Coya Cusirimay was the daughter of the Inca Topa Inca Yupanqui and Mama Ocllo Coya, and the full sister of Huayna Capac. After his succession to the throne in 1493, she married her brother in accordance with custom. She thereby became the 11th coya of the Inca Empire. Coya Cusirimay had no sons, and reportedly died early on in the reign of her spouse.

With the arrival from Spain in 1532 of Francisco Pizarro and his entourage of mercenaries or conquistadors, the Inca empire was seriously threatened for the first time. Duped into meeting with the conquistadors in a peaceful gathering, an Inca emperor, Atahualpa, was kidnapped and held for ransom. After paying over $50 million in gold by today's standards, Atahualpa, who was promised to be set free, was strangled to death by the Spaniards who then marched straight for Cuzco and its riches.

Ciezo de Leon, a conquistador himself, wrote of the astonishing surprise the Spaniards experienced upon reaching Cuzco. As eyewitnesses to the extravagant and meticulously constructed city of Cuzco, the conquistadors were dumbfounded to find such a testimony of superior metallurgy and finely tuned architecture. Temples, edifices, paved roads, and elaborate gardens all shimmered with gold.

By Ciezo de Leon's own observation the extreme riches and expert stone work of the Inca were beyond belief: "In one of (the) houses, which was the richest, there was the figure of the sun, very large and made of gold, very ingeniously worked, and enriched with many precious stones. They had also a garden, the clods of which were made of pieces of fine gold; and it was artificially sown with golden maize, the stalks, as well as the leaves and cobs, being of that metal.
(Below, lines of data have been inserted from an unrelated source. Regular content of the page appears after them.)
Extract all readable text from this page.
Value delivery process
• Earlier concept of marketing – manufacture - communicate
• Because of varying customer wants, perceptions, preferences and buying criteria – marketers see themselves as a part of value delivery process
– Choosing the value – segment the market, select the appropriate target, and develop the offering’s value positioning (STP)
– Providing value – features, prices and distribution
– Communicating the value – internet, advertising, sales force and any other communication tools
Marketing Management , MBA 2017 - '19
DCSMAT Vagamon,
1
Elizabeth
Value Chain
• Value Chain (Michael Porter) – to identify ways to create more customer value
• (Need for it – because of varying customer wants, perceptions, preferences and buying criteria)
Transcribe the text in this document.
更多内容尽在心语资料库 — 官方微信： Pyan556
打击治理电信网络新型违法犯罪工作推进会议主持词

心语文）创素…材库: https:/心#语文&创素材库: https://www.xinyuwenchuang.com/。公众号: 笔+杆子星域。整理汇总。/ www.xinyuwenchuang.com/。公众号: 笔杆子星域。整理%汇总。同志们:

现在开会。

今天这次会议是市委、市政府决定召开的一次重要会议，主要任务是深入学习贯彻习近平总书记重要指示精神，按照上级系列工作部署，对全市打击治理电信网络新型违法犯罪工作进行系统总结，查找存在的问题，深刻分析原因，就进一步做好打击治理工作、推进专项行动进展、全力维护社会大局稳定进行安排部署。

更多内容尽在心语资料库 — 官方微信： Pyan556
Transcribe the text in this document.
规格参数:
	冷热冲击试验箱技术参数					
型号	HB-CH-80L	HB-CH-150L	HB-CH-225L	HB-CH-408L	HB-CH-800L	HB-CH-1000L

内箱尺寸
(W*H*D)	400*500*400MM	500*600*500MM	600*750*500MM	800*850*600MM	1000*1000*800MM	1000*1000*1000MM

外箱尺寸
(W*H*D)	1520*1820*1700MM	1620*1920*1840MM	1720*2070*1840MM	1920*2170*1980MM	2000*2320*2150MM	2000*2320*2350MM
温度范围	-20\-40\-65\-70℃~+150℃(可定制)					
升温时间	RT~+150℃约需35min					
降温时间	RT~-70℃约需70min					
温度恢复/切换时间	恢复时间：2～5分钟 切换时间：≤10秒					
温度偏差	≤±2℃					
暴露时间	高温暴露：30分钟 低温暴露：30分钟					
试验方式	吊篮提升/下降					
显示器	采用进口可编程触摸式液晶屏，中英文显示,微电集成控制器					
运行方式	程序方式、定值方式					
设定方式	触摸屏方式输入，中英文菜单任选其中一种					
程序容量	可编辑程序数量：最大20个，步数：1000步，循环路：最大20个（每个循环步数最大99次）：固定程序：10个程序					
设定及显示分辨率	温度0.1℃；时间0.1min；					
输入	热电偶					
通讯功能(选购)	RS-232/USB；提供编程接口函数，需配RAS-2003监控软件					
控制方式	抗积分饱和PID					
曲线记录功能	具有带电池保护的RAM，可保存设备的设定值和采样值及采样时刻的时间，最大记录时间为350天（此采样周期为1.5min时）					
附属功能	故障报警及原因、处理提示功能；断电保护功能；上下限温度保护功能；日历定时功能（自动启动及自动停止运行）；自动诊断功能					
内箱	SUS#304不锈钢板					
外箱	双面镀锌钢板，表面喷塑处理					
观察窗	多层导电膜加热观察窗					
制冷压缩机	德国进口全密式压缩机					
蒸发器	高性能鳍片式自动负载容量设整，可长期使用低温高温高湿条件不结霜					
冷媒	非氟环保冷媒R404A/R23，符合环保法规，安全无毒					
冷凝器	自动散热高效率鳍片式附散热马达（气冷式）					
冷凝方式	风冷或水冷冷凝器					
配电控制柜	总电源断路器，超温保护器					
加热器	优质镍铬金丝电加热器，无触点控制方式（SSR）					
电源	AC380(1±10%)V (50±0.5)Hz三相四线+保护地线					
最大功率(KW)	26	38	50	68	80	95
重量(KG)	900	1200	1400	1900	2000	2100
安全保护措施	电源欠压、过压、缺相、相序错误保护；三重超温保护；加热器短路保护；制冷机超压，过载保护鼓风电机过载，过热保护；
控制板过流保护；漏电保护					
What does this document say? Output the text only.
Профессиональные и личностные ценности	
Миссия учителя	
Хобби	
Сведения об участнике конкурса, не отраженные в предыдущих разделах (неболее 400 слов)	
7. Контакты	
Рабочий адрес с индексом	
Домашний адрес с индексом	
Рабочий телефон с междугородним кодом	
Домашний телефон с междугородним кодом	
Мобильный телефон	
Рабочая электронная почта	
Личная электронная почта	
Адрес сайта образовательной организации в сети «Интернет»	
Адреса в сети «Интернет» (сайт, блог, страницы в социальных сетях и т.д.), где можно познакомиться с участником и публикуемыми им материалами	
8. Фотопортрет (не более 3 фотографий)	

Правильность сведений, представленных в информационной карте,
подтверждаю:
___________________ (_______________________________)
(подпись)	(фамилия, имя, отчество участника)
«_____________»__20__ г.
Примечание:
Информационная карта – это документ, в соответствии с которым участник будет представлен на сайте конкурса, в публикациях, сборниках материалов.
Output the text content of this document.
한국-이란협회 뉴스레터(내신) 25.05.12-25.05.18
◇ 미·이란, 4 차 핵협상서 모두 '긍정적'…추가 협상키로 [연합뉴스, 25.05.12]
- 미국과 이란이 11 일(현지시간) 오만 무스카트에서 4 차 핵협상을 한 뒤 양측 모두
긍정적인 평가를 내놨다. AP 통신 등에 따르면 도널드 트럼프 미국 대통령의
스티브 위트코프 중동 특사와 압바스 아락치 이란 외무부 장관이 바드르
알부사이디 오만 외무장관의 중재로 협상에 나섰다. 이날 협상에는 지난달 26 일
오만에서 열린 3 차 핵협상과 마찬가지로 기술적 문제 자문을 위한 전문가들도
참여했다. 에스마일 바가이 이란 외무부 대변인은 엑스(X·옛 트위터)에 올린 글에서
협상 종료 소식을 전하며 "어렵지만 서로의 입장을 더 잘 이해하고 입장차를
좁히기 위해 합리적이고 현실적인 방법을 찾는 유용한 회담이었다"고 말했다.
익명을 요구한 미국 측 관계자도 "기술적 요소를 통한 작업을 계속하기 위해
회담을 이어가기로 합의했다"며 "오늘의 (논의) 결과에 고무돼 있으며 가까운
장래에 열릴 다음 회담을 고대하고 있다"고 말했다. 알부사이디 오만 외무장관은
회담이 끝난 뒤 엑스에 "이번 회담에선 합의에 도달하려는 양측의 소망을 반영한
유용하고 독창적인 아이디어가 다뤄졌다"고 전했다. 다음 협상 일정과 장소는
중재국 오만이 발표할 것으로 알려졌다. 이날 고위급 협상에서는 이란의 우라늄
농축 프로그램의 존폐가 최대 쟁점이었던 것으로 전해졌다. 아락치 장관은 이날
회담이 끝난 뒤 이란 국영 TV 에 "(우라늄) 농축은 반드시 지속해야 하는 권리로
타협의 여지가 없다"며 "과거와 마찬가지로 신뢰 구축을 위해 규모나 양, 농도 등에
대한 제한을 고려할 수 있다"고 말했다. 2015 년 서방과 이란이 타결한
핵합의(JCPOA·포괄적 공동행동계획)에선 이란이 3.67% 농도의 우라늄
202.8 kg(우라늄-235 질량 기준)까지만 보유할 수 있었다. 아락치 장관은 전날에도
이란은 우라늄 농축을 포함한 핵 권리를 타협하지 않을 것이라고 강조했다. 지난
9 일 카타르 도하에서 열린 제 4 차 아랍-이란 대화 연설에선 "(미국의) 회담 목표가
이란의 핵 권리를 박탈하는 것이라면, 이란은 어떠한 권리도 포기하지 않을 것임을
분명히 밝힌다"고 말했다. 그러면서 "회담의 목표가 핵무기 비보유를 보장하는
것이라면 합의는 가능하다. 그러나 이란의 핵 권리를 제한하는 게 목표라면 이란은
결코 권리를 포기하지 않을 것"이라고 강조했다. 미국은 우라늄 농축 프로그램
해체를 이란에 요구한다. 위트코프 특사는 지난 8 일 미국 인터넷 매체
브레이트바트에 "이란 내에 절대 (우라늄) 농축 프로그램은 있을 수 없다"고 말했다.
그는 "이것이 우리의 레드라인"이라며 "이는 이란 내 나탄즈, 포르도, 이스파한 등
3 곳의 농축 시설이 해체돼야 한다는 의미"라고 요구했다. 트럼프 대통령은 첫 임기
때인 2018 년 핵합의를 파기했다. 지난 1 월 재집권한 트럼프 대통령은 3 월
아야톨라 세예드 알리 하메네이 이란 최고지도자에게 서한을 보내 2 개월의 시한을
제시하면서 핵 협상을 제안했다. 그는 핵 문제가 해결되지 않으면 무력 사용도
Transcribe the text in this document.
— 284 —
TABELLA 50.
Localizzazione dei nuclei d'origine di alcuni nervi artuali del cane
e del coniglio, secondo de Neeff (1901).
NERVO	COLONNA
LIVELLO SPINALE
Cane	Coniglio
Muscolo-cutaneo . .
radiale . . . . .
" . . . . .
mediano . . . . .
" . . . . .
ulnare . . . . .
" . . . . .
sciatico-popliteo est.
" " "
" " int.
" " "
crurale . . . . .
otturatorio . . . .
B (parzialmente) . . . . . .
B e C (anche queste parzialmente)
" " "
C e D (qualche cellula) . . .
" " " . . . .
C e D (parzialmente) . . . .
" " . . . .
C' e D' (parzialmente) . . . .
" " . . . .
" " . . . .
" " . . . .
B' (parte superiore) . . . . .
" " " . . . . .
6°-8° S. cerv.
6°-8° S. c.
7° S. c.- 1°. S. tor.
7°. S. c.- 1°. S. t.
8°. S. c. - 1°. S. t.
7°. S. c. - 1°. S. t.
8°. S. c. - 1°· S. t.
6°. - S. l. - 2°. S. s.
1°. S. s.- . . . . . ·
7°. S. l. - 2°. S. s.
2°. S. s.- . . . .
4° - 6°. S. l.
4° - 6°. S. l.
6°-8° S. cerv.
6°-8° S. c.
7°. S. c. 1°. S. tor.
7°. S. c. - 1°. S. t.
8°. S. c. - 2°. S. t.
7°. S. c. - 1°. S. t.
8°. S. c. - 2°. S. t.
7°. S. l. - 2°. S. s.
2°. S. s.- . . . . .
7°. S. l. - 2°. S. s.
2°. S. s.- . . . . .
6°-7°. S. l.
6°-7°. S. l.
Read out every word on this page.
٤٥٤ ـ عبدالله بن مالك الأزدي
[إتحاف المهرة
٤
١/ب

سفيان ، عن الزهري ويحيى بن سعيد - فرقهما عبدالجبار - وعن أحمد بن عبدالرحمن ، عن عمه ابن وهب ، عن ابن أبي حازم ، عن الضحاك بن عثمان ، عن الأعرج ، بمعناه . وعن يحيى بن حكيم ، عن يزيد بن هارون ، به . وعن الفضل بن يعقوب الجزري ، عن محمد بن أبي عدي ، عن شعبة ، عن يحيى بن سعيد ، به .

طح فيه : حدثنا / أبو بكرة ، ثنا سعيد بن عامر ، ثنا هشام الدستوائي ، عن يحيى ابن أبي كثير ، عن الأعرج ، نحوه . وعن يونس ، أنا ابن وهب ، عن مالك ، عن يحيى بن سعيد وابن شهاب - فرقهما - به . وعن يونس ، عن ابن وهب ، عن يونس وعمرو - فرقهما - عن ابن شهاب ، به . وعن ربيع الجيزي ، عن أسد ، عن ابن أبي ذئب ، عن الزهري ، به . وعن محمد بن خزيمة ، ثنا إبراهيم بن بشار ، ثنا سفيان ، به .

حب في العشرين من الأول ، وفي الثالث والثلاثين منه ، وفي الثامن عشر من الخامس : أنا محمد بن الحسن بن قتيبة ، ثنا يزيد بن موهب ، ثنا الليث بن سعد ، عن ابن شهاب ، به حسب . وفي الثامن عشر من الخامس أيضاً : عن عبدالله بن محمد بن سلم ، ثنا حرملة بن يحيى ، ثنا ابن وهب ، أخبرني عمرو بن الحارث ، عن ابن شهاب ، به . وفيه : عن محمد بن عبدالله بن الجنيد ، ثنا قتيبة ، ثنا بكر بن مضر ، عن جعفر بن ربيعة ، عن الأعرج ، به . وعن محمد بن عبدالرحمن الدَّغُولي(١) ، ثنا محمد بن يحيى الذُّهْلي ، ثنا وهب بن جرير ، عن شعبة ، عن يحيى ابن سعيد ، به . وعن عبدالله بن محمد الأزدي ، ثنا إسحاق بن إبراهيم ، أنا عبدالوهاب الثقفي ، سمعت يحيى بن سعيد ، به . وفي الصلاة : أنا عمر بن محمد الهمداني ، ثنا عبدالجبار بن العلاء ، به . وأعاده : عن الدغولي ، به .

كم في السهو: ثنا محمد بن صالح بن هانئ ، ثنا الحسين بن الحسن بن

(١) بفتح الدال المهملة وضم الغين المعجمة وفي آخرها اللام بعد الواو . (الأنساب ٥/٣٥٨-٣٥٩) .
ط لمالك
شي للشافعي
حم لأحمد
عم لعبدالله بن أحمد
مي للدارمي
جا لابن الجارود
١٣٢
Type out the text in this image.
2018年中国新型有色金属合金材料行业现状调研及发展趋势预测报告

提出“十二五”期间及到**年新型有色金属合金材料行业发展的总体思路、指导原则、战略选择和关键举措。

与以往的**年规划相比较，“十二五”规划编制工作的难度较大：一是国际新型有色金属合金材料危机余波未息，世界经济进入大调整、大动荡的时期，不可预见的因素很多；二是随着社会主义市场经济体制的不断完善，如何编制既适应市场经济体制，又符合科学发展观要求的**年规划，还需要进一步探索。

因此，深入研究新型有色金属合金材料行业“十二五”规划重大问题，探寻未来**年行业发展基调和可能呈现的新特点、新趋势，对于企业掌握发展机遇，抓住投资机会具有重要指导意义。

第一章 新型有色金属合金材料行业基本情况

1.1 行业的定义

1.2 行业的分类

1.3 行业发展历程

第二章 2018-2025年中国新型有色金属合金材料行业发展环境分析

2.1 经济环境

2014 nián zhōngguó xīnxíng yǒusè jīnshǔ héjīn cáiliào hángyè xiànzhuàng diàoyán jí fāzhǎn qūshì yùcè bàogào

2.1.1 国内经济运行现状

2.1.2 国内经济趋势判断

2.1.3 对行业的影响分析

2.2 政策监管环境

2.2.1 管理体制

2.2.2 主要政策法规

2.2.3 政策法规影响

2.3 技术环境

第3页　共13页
Besides all this, they had more than twenty golden (llamas) with their lambs, and the shepherds with their slings and crooks to watch them, all made of the same metal. There was a great quantity of jars of gold and silver, set with emeralds; vases, pots, and all sorts of utensils, all of fine gold - it seems to me that I have said enough to show what a grand place it was; so I shall not treat further of the silver work of the chaquira (beads), of the plumes of gold and other things, which, if I wrote down, I should not be believed."